Competências-chave que definem um Coach
Do futebol à música, da ginástica à natação, do ténis ao hóquei, encontramos pessoas que se tornaram famosas pelas capacidades de motivação e inspiração dos atletas, e suas ascensões às vitórias. Habituámo-nos, inclusive, a vê-los a conduzir seminários sobre liderança nas empresas. Conhecemo-los pelo nome. São assíduos nas páginas das revistas de negócios.
Que têm eles de comum? São mestres em:
• Gestão de expectativas
• Flexibilidade situacional
• Concentração nos objectivos
• Paixão pelo trabalho, e, muito importante
• Perguntam mais do que afirmam
A boa notícia é que não é necessário praticar desportos, ver desportos, ou ser teórico do desporto, para ser Coach em ambiente de negócios. Não é necessário possuir dotes de Coach para ser um bom profissional, mas é, contudo, indispensável tê-los para ser um bom líder.
O Coach não se perde em informações técnicas, deleitando-se com considerações teóricas, ou dissertando sobre “como as coisas devem ser feitas”. Os Coaches tendem a ficar de fora de detalhes, concentrando-se em tarefas superiores, como visão, estratégia e planeamento. As suas disciplinas favoritas incluem comunicação, negociação, resolução de problemas, liderança, cooperação, e planeamento.
Assim sendo, para ser Coach não basta dispor de experiência funcional (Hard Skills), é preciso possuir competências relacionais (Soft Skills), e estas só excepcionalmente se encontram nas unidades operacionais. Por isso todos os DRH devem ter especialistas nesta área. No mínimo para, se não puderem assegurar eles mesmos estes propósitos, poderem perceber a importância destas disciplinas, e serem capazes de seleccionar no exterior quem poderá levar a cabo estas tarefas.
Não é Coachee quem quer, nem quem nós queremos
Para poder praticar Coaching, o Coach precisa de autorização do Coachee, e é crucial que uma vez obtida esta permissão, o Coach defina muito claramente os limites e regras mútuas a respeitar na relação. A confiança é factor crítico de sucesso. O Coach é apoiante, líder, professor, amigo, cúmplice, confidente. Aqui não pode haver dúvidas.
Ou seja, não é Coach quem quer, tem de o merecer.
O Coach é um líder muito especial – ele move-se numa sensível relação de liderança 1-2-1 (one-to-one, um-para-um) muito particular.
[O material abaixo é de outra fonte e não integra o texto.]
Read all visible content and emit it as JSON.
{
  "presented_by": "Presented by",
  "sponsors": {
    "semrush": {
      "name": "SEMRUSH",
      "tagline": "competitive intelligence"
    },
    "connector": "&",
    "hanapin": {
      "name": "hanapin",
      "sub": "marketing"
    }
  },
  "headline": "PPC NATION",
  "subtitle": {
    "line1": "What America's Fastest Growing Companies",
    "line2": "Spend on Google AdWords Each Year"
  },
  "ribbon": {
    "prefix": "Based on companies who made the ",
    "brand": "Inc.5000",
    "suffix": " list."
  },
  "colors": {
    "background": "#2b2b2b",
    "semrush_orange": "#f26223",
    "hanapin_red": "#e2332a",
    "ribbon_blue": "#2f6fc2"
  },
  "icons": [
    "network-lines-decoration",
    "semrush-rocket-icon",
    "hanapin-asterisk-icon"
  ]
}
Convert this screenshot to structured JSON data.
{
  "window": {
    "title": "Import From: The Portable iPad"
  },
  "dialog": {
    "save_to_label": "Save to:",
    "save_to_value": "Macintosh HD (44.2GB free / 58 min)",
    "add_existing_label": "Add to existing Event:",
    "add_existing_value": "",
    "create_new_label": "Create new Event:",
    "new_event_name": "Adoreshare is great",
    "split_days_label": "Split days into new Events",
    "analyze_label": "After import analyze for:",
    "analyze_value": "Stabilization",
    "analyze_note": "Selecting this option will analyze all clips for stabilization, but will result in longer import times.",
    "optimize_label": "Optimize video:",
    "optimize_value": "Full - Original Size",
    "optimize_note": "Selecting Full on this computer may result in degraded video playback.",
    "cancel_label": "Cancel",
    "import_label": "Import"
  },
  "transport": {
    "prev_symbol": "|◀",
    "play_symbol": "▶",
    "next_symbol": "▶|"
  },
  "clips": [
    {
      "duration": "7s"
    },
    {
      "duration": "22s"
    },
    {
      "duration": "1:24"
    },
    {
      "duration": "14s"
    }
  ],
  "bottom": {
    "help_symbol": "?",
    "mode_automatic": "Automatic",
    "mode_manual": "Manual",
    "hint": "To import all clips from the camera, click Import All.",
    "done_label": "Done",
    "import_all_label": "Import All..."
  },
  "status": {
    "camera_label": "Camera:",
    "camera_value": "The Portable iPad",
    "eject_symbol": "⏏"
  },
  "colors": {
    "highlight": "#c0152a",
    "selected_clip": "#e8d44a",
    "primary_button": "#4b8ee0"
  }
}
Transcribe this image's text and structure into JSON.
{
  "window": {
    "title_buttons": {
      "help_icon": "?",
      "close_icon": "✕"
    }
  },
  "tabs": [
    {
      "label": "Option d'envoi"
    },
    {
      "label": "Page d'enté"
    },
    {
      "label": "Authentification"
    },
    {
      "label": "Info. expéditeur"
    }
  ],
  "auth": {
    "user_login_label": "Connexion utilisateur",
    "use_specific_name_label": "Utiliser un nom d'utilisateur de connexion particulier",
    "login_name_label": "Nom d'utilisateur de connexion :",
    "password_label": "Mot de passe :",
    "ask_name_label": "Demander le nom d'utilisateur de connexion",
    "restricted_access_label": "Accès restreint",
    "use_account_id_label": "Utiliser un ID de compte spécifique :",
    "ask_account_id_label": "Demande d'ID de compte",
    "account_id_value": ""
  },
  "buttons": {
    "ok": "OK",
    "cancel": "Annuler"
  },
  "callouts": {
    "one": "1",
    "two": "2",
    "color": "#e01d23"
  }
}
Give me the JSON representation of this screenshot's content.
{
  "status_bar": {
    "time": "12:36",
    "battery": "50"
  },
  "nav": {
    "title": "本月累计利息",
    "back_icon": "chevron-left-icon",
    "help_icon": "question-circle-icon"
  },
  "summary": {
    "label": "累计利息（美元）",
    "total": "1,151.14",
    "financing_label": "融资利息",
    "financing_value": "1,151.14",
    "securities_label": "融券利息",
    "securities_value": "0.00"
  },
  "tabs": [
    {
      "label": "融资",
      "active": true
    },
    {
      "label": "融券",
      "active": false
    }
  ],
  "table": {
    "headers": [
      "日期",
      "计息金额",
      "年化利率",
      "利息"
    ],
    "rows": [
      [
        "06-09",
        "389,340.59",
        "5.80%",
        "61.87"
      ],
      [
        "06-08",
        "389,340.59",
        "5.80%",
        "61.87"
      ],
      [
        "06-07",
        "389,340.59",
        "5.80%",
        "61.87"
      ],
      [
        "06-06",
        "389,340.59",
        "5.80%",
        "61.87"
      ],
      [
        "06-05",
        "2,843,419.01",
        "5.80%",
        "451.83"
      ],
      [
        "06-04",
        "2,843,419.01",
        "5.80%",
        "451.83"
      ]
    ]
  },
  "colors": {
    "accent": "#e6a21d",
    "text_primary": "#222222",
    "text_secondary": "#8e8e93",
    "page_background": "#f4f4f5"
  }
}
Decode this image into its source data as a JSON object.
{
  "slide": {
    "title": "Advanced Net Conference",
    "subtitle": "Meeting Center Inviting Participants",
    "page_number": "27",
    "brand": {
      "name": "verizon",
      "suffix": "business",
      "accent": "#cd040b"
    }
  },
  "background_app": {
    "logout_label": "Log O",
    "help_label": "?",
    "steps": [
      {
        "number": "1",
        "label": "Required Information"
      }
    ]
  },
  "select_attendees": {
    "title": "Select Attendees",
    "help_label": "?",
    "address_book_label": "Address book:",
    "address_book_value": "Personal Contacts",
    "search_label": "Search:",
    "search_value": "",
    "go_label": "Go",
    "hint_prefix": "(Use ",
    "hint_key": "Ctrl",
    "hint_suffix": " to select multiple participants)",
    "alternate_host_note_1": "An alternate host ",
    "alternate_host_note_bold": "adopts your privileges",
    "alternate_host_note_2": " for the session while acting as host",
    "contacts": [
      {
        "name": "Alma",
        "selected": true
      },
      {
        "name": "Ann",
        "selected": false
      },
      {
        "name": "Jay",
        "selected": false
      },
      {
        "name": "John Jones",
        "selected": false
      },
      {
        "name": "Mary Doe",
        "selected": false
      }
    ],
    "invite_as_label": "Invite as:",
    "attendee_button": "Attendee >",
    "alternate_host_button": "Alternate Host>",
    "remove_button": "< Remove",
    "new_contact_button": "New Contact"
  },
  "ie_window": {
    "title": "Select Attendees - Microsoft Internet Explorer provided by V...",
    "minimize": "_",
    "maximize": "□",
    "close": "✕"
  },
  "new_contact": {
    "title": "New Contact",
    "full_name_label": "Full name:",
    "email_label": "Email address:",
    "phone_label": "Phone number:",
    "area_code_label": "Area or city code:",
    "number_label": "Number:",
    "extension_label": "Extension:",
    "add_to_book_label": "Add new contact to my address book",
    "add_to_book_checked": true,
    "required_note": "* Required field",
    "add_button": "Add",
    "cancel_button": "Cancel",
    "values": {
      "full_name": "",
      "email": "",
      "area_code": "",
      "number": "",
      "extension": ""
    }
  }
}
Assim tudo o que eu mesmo afirmei em ”SOFT SKILLS & Liderança” ganha particular pertinência neste contexto. A gestão do relacionamento é indispensável, e deve ser adequada a cada situação. Receitas de sucesso, não existem. Inteligência Emocional, exige-se (aqui em pdf ou aqui em livro).
O profissional de RH como Coach? Sim, claro!
Obviamente, que nos DRH têm de existir especialistas de gestão salarial, relações com sindicatos, conhecedores da legislação de trabalho, experientes recrutadores e integradores de pessoas, conhecedores das tributações aplicáveis, e outros gestores de programas de suporte relacionados com as interfaces humanas. Todas estas actividades são típicas duma função de staff como tradicionalmente têm sido os Serviços de Pessoal. Recordo que não é este o âmbito deste artigo – aqui quero relevar a componente operacional dos DRH, como pessoalmente os concebo.
Os especialistas em RH têm de ser exímios na utilização de Soft Skills.
Eles terão de estar aptos a praticar Coaching sobre qualquer colaborador da organização, incluindo o CEO. Uma organização moderna e flexível, como afirma Aries de Geus, é aquela que estando sempre a aprender, consegue aprender mais depressa”. Esta é uma imagem mais profunda e sintética do que as mensagens que Peter Senge gravou nas tábuas quando publicou o best-seller ”A Quinta Disciplina”, também aqui tratado em formato pdf. Aprecio, em especial, esta afirmação de Geus: “Na maioria dos casos, aprender significa esquecer o que antes dera resultados”.
Obrigado D.R.
Não posso terminar sem endereçar um especial agradecimento ao meu amigo D.R. Foi a conversa com ele que despoletou este artigo.
E é bem provável que D.R. venha a fazer alguns reparos ao que aqui digo. Se assim for, terei de voltar ao tema. Com redobrado prazer.